When I was comparing Titan V (~V100) and 1080ti 5 months ago, I was only able to get 90% increase in forward-pass speed for Titan V (same batch-size), even with mixed-precision. And that was for an attention-heavy model, where I expected Titan V to show its best. Admittedly, I was able to use almost double the batch-size on Titan V, when doing mixed-precision. And Titan V draws half the power of 1080ti too :)

At the end my conclusion was: I am not a researcher, I am a practitioner - I want to do transfer learning or just use existing pre-trained models - without tweaking them. For that, tensor cores give no benefit.

2 comments

Author here.

Yes, thanks for mentioning that! That's what the article is alluding to at the end. There's also something like a "cost-to-model" and that's influenced by how easy it is to make efficient use of the performance and how much tweaking it needs. It's also influenced by the framework you use... However, that's difficult to compare and almost impossible to measure.

How did you get your hands on Titan V 5 months ago?

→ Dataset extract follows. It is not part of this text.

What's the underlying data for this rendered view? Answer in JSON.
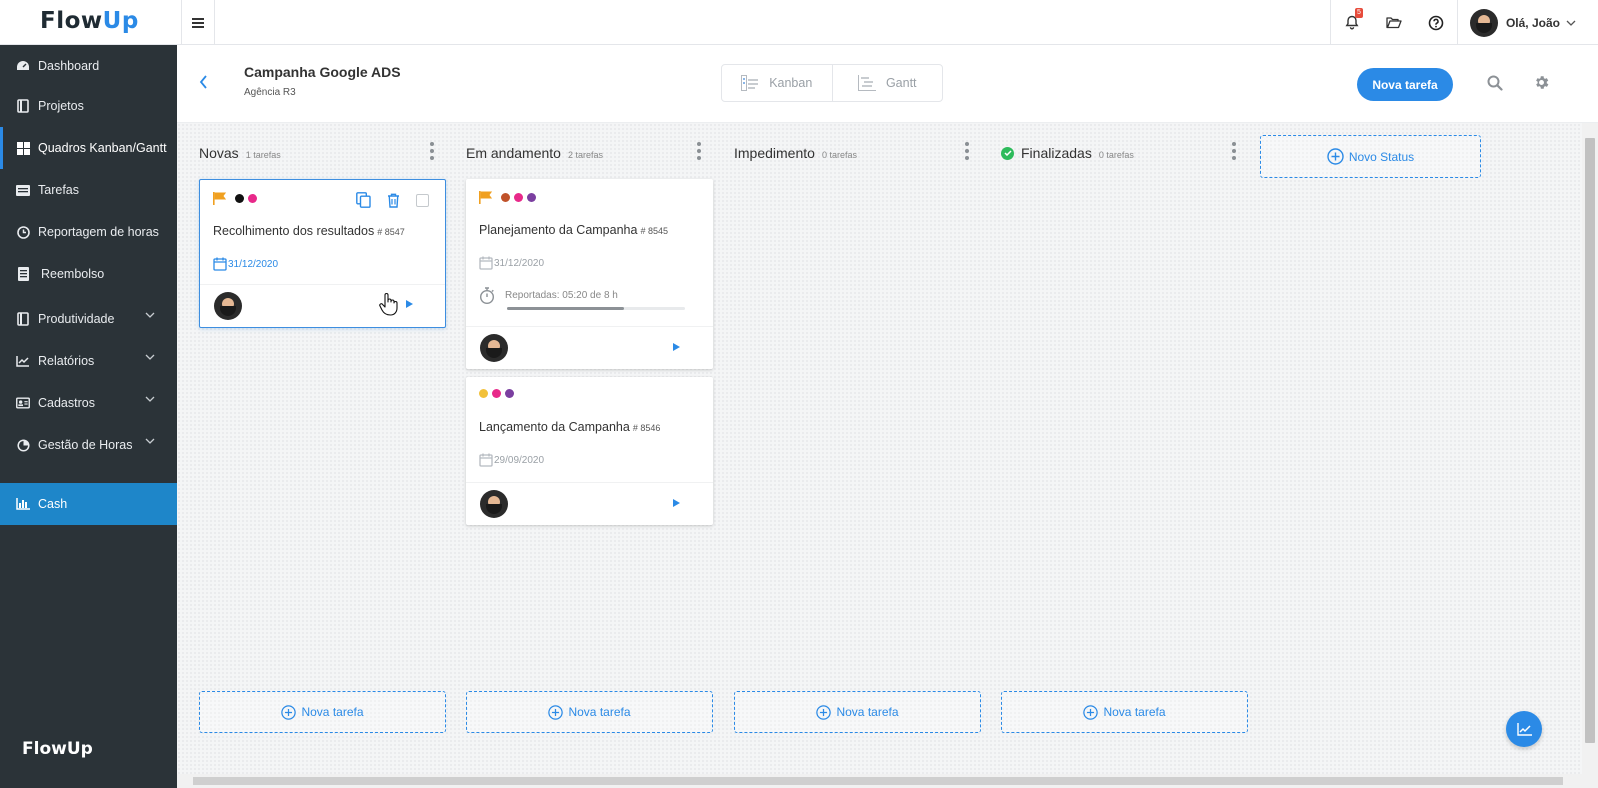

I still can't find it anywhere in retail in EU...
It was in stock on and off and I was able to order it directly from Nvidia US.

After 59 days of playing with it, I sent it back (initiated return on 30th day, after I already figured out it doesn't live up to the hype, then had another 30 days to actually send it back).

With $3,000 I can buy 4 1080ti's, while only two are necessary to beat Titan V (in Titan V's best game). I only bought one though. NowInStock.net helped with buying 1080ti directly from Nvidia.